Aimmune’s Biological License Application (BLA) for Palforzia is supported by two Phase 2 trials and follow-on studies conducted mostly in children and adolescents — the patients most likely to receive treatment. At the start of the one-year, placebo-controlled PALISADE trial, participants were unable to tolerate 100 mg or less of peanut proteins, the equivalent of about one-third of a single peanut. Patients treated with Palforzia were given higher doses of the therapeutic every two weeks until they reached a maintenance dose of 300 mg. After one year of therapy, 67% of the treated patients could tolerate at least 600 mg of peanut proteins compared to 4% of patients in the placebo group. Patients in another trial were able to tolerate up to 2,000 mg of peanut proteins. The median dose of peanut allergen in an accidental exposure that results in a systemic allergic reaction is about 125 mg.

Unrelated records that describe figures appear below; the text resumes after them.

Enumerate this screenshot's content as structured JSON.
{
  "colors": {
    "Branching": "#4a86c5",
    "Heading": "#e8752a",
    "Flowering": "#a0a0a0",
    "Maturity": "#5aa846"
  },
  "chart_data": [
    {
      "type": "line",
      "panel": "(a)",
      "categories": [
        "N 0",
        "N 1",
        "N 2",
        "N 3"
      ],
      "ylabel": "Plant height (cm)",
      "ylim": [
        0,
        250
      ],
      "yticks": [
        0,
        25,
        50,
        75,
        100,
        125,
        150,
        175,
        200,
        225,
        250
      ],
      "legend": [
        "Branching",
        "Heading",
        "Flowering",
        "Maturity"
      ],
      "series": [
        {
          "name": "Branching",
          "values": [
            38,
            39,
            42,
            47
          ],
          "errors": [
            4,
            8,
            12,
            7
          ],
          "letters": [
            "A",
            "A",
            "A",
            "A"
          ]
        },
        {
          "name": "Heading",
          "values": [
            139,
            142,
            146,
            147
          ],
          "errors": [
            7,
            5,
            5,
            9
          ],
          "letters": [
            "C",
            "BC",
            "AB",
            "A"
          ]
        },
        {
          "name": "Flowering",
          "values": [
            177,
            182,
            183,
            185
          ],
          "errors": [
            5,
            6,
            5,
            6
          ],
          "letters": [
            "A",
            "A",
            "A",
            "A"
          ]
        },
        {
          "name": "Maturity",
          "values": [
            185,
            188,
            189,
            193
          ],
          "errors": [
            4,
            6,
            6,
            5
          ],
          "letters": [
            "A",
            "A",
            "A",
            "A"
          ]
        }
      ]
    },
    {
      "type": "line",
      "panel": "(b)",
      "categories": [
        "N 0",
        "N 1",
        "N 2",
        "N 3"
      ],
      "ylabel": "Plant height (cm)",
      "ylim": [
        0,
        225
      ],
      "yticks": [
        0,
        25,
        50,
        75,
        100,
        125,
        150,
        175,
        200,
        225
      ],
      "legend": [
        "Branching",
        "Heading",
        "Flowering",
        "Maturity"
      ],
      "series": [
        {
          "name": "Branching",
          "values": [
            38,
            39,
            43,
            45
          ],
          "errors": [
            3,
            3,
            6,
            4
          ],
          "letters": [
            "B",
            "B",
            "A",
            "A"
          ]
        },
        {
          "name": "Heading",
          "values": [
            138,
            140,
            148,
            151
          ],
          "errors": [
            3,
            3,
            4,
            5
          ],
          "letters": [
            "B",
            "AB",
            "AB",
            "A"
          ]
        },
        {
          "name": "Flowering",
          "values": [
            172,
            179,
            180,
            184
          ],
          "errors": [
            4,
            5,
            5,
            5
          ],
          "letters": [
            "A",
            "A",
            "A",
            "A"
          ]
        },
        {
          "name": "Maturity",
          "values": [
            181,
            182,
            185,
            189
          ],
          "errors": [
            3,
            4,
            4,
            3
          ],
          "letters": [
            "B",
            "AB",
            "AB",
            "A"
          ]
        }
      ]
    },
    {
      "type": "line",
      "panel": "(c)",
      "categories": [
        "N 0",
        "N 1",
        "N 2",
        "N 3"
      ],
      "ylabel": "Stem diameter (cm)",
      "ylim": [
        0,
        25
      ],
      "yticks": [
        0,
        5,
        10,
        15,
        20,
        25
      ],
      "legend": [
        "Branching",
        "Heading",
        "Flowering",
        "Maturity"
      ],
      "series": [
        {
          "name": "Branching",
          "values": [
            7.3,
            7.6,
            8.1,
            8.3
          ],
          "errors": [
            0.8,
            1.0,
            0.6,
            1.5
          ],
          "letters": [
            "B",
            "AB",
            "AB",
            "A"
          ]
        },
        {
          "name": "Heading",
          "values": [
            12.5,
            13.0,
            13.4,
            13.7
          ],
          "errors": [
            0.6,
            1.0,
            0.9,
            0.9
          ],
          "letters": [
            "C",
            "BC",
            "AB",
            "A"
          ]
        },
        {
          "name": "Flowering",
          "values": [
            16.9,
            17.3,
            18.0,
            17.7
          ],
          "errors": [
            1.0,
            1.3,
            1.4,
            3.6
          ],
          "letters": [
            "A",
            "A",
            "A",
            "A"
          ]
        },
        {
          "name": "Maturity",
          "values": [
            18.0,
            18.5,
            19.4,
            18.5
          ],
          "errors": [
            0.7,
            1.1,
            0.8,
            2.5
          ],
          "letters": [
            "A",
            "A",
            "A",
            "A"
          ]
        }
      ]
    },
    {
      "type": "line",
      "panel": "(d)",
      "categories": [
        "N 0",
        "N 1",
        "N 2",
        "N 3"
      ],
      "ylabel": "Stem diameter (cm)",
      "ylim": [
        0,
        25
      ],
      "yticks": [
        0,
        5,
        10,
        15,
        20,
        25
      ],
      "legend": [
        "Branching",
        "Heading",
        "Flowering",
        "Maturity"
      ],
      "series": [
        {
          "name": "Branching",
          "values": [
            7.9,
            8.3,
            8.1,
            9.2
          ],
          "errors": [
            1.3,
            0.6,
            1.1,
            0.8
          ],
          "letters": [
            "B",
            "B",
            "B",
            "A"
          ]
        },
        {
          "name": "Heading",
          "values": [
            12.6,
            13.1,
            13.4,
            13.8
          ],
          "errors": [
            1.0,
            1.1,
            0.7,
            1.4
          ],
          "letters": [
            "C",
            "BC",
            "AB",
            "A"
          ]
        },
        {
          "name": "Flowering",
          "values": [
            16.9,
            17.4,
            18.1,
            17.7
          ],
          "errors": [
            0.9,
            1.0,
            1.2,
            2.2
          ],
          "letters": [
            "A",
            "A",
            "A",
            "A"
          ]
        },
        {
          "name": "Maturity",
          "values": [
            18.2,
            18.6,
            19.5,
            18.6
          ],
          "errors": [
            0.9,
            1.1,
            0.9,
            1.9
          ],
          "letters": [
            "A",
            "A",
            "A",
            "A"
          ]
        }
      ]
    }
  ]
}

Two of the advisory committee panelists expressed concerns that Palforzia might require life-long use. Aimmune is currently conducting a follow-on study to answer this question, with most patients who completed the PALISADE trial continuing to participate. Immunotherapies for grass pollen or bee venom have typically required about 3 years of continuous treatment before therapy can be stopped — otherwise the allergy re-emerges.
A few allergists question the need for Palforzia, given that they are already administering their own versions of oral immunotherapy using commercially available peanut flour. Others cheer Palforzia’s likely approval, saying that a standardized product is critical to ensuring a more predictable and safer experience for patients. Commercial peanut products can differ in their allergen content, as opposed to Aimmune, which is well characterized and able to provide dose-to-dose consistency.
Assuming that Aimmune’s product receives FDA approval in January, they are not likely to have the market to themselves for long. Paris-based DBV Technologies has submitted a BLA for a skin patch version of the peanut immunotherapy and benefitted from the Aimmune advisory committee decision with DBV Technologies’ stock price rising 6% in one day. DBV Technologies expects to receive FDA approval for their product in the second half of 2020.